I reflected on the patterns of traffic along the freeways, watching a train inch through town and blocking surface streets as it went, looking out at the expanse of roofs and casinos filling a valley that once had great blank spots.

There are places where I once walked through desert that are now streets and sidewalks, lawns and Spanish roof tiles.

At night, looking down on the city, it's not so much the lights of downtown or the Strip that catch my eye, but the yellow pin pricks of sodium streetlights marking the Las Vegas Valley's topography like an old computer

rendering.

I haven't been here since Thanksgiving 2001, a decade in Vegas years. I grew up on Ann Road, where my parents purchased property in 1967. We were at the end of the road, which had a single crook in it.

Now it expands and contracts as development pays for improvements in one section and ignores another.

I missed our driveway on my way up on Thursday and almost missed it again on Friday. A dead rabbit, victim to the 45 mph speed limit passing my childhood home, was the only landmark I recognized.

The view from the top of the Stratosphere was impressive, I'm glad we went, but it was just another reminder this is not the place I grew up.

Gil Ayarbe has constructed a scale model of an understructure for a new, stronger, C-Hill flag.

According to Dan Mooney's report from the C-Hill Foundation, Gil and designer Josh Buscay are evaluating materials in search of some tough enough survive the tough conditions found on the side of C Hill and still maintain its visibility.

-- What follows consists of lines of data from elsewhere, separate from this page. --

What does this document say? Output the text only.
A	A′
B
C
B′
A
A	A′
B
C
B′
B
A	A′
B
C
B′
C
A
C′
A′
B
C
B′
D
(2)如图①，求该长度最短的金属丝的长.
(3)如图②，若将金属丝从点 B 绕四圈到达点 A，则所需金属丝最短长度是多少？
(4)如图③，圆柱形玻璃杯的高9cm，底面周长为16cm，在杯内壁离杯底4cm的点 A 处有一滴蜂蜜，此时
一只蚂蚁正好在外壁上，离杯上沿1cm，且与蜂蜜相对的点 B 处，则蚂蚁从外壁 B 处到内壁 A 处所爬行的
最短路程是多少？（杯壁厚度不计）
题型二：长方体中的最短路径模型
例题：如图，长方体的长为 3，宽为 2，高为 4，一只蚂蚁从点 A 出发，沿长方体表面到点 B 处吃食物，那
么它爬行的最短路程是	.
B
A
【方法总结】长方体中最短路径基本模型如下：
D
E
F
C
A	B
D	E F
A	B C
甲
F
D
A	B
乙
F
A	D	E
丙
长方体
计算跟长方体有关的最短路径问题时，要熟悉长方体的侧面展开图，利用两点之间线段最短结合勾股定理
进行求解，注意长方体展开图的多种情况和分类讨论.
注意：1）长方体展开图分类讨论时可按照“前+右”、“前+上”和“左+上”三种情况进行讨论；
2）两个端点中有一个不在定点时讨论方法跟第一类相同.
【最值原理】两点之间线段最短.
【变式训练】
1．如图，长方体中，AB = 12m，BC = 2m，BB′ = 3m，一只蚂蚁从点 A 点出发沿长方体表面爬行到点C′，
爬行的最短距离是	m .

Dan says Lowe's Home Improvement is helping out with the material search and it sounds like treated 3/4-inch plywood panels are the best alternative so far.

Fund-raising to pay for the new flag should begin pretty soon. Foundation members are looking for a large indoor space to paint and preassemble the flag before hauling up the hill.

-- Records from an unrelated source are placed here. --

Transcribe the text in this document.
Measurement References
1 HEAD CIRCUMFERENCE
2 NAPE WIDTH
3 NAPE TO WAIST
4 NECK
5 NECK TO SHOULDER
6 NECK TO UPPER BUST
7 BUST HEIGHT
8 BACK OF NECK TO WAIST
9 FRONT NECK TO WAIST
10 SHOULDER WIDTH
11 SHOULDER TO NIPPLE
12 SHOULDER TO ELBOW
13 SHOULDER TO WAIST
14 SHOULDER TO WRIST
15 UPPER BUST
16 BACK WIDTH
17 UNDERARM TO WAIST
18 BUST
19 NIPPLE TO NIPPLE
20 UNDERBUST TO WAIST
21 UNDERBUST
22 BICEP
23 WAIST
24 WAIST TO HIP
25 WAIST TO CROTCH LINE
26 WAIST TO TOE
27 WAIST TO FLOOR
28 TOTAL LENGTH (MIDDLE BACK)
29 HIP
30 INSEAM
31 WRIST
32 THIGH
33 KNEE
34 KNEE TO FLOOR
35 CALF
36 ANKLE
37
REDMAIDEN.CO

The original flag was assembled at the new Nevada Appeal building before we moved in the presses.

In his e-mailed report, Dan said the group needs at least 140-by-85 feet to work with the flag inside.

E-mail Dan at Nevada4@aol.com or or Gil at GAyarbe@aol.com if you can help or have any ideas about where the flag could be assembled.

Carson City resident and former Nevada Appeal columnist Larry Windsor e-mailed me last week to offer a little encouragement.

Larry is regional publisher for a national golf magazine, where he enjoys his favorite pastime as much as possible.

"Anything to keep finding reasonable excuses to play lots of golf," he said.

He points out that the wise columnist does not reveal his age in print.

"Now everyone will know you look much older than you actually are."

What many of you don't know is that I lost the beard and there is no longer any danger that I will look older than I actually am.